Smith’s affidavit echoes Caulk’s.

Smith said Hewett treated him this way because Smith was subpoenaed to testify before the federal grand jury.

“In June 2007, I was subpoenaed to appear and testify at the federal grand jury in Raleigh. Since that time I have been personally harassed and have witnessed numerous other employees harassed by Sheriff Ronald Hewett. This conduct includes, but is not limited to, Sheriff Hewett contacting a drug agent under my command on Jan. 9, 2008, and having him advise me and agent Kyle Jones that we were not to go to any more staff meetings on Mondays and Fridays and that agent Billy Caulk would attend those meetings,” he states.

“Agent Billy Caulk stated the sheriff advised that I ‘needed to buy a personal vehicle, and that I was not to speak to him any longer or go to his office.’ Anything needing the sheriff’s signature would have to be delivered by Agent Billy Caulk,” Smith’s affidavit states.

This and other behavior prevented Smith from properly doing his job, and put people in danger, he said.

“As commander of the Brunswick County Sheriff’s Office Drug Enforcement Unit and SWAT team I feel this erratic behavior demonstrated by Sheriff Ronald Hewett has jeopardized the safety of all law enforcement officers employed by Brunswick County as well as the citizens of Brunswick County,” Smith’s affidavit states.

“This conduct has resulted in my inability to perform my duties as Lt. of the Brunswick County Drug Enforcement Unit as well as the SWAT team and has also prevented other supervisors from performing their duties.”

Other allegations in Smith’s affidavits include:

• “I have personally observed Sheriff Ronald Hewett at SWAT call outs and crime scenes intoxicated, jeopardizing officers and civilians. These crime scenes include a family reunion on McMilly Road on Sept. 2, 2006, where people were in the street allegedly rioting; a dive team callout on 10-28-05 on Makatoka Road for the homicide investigation of Kendrick Sparrow; an officer-involved shooting in the Leland area; and a SWAT callout on 9-8-03. At that 9-8-03 event Sheriff Ronald Hewett allowed his son Justin to be at the scene and wear department-issue protective gear. I was advised by Capt. Caison that SWAT services were no longer needed because the sheriff and his son made entry into the residence. At the time Justin was under the age of 20 and not a sworn law enforcement officer.”

• “Sheriff Ronald E. Hewett has required me to work while on duty at his personal property at least nine separate occasions since January 2004. Each project consisted of a minimum of one to two days of work. Work done included building landscaping beds, planting trees, spreading pine straw, bedding, raking his road and cleaning ditches, cutting trees, moving debris and laying sod.”

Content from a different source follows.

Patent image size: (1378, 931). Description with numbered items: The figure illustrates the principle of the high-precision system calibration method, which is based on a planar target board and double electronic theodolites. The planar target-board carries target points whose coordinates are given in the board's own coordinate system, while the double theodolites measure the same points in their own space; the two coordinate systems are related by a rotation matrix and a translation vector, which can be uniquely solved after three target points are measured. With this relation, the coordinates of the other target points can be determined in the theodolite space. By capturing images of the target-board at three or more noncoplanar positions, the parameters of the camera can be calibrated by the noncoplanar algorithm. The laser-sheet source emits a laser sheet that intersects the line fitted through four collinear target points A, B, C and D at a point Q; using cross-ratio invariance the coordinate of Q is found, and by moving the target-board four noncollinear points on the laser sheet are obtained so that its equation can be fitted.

• “Sheriff Hewett has called me numerous times since my promotion in January 2004 during the evening hours talking about other deputies, staff members, or yelling at me. At many of those times he sounded noticeably intoxicated, slurring his speech and repeated himself.”

• “On 6-15-05, I was directed to go to Omni Storage to help paint Hewett’s 4X8 political signs. Others present were Keith Smith, Capt. Kevin Holden and Jim Barr. Capt. Caison arrived later. I was paid by the county on this day.”